Flat Out Fast : For the Record: Ralph Nonella (left) and Shayne Torgrimson are serious about setting a world speed mark on this customized Yamaha. Jane Morba
Flat Out Fast
Monterey man looks to go 170 mph on a two-stroke motorcycle.
Thursday, March 2, 2006
831 >> TALES FROM THE AREA CODE
The Bonneville Salt Flats stretch out like a blistering white-hot sheet of possibility for Shayne Torgrimson. Tucked onto the back of “Jones Baby,” a small, odd-looking motorcycle, he travels a perfectly straight, three-mile line across this blank wasteland. The bike’s small two-stroke engine shrieks like a falling star in the wide-open silence.
As the second-mile gate approaches, Torgrimson monitors his RPMs carefully—10,000, 11,000, 12,000...as the gauge reaches 13,000 he shifts into sixth gear and the bike strains forward. The gate passes in a blur, the official’s speed gun clicks on, and Torgrimson hangs on for dear life as Jones Baby leads a wild banshee charge at the world land speed record.

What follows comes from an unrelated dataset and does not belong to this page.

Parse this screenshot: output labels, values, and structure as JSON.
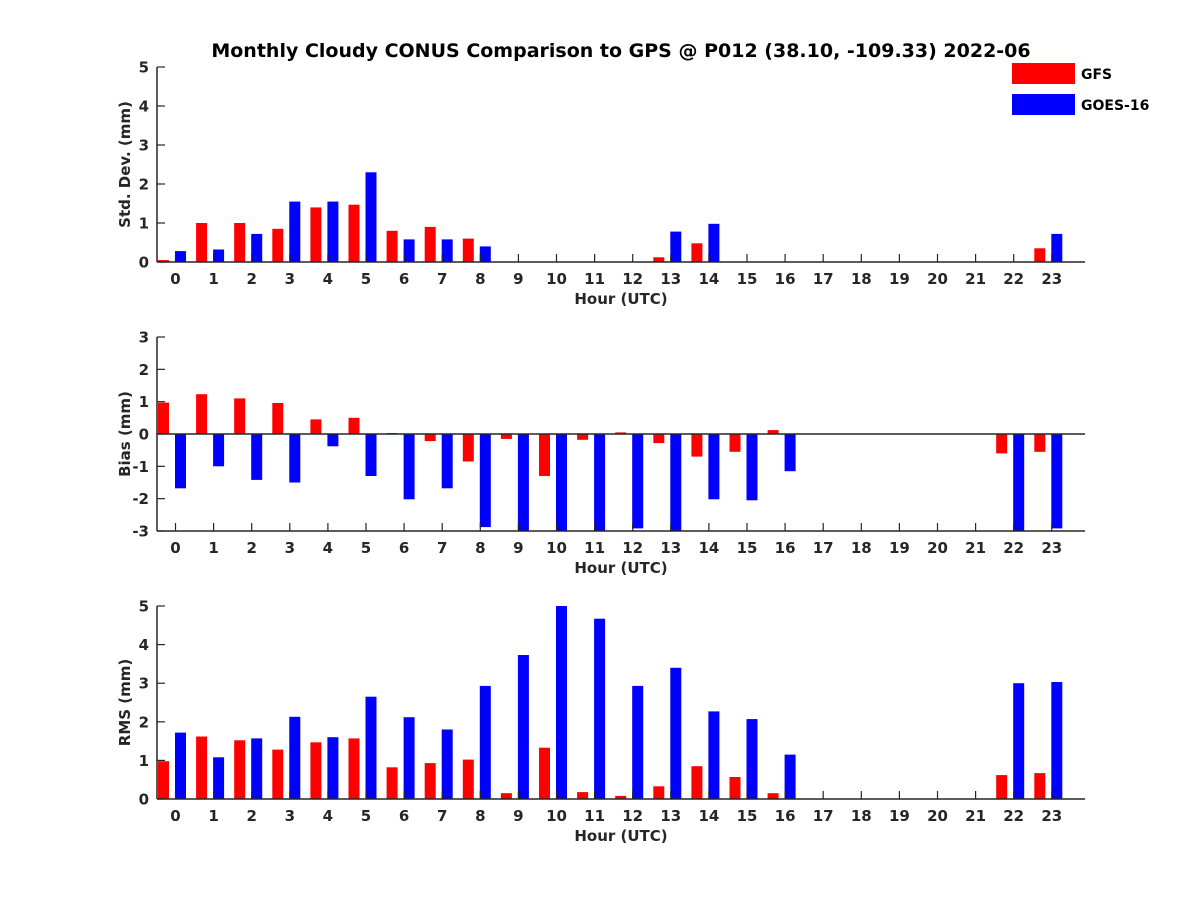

Today, Torgrimson stands outside a garage on Casa Verde Way in Monterey with Ralph Nonella, the 71-year-old owner and crew chief of Jones Baby and Nonella Racing. They’re trying to figure out how to make the bike faster. Jones Baby’s top speed is 141.6 mph. The world record is 172.9.
A mix of rock‘n’roll charm, motorhead savvy, and old-school grit, the 71-year-old Nonella, a decorated veteran of the Korean War, clearly relishes the process of finding another 32 miles per hour in his motorcycle. A wild, dinged and scuffed American flag adorns the stunted little machine. Sammy Hagar’s son Aaron—Nonella counts Sammy as a close personal friend—did the wild airbrush.
“I’d always ridden two-strokes,” Nonella says. “Back in the ‘50s and ‘60s, even after the bikes evolved into the more powerful four-strokes. In the late ‘70s, I was still really curious how fast a two-stroke could go.”
In 1998 he decided to find out. With the team’s original pilot and designer Josh Hageman, Nonella began experimenting with a 1979 Yamaha RD400, the last mass production two-stroke street bike ever made available in America. Stock, the RD400’s top speed listed at 105 mph. Nonella and Hageman made some radical adjustments.
They put a front end, a mono-shock rear end, and the forks of a 1998 Yamaha TZ250 on her; they grafted on a custom gas tank which allows the pilot to lay down and cut wind resistance; and they put special racing wheels that weigh only three pounds each without the rubber. Most importantly, they doubled the RD400’s original horsepower of 43 to over 86 and added RZ gears, which provided another four to five horsepower. In the process, they brought her weight down from 365 pounds to 246 pounds.
When they debuted the bike at Bonneville in 2002, they completed three runs with progressive gains in speed—130.393, 140.533, and 141.612, but haven’t gone much faster since.
Last year proved disastrous. They brought the air-cooled bike to the thin air of Utah during the hot August speed trials and blew four engines.
“No one tells you sh*t while you’re out there,” Nonella says. “You’re on your own, so it’s trial and error. You have to expect the worst and last year we got the worst.”
This year, they’ll be returning during a cooler but less predictable October with a new cooling system designed to compensate for the Salt Flats’ elevation, but they’ve got a lot to do in the coming months.
“It’s hard to test. You just go out and run it full out.”
First off, they still need to compensate for Jones Baby’s 400cc designation. The odd motorcycle class they compete in is for bikes from 350 to 500cc’s, which leaves them at a disadvantage against the bigger bikes. Nonetheless, the record was set on a customized RD400, the same bike as Jones Baby.
Secondly, they need to find a way to test the bike before October. Nonella and Hageman used to sneak up to Fort Ord and open it up on the deserted straightaways of the defunct military base, but that was illegal and hazardous to the pilot’s health.
“One rabbit hops out on the highway and you’re done,” Torgrimson says with a grimace. “It’s hard to test. Even at Bonneville you don’t get to practice. You just go out and run it full out.”
They’re currently in negotiations with officials at King City airport to let them use their 4,400-foot tarmac.
But there’s no denying the danger. Nonella tells the story of Nolan White, a friend who rolled his twin-engine streamliner car while trying to break 500 mph in 2003.
“He was doing over 400 when he pulled the chute, pitched it sideways and rolled for a half mile,” Nonella says. “There wasn’t a speck of blood on him. The centrifugal force rattled his brains—like swinging a bucket of water. It happened on a Friday and he didn’t die until Sunday.”
Oddly enough, Torgrimson sounds as if he casually fell into his death-defying occupation.
“When Josh couldn’t do it anymore, Ralph had a hard time finding someone willing to pilot,” he says. “I’d ridden bikes fast before. It’s just a straight line, how hard could it be?”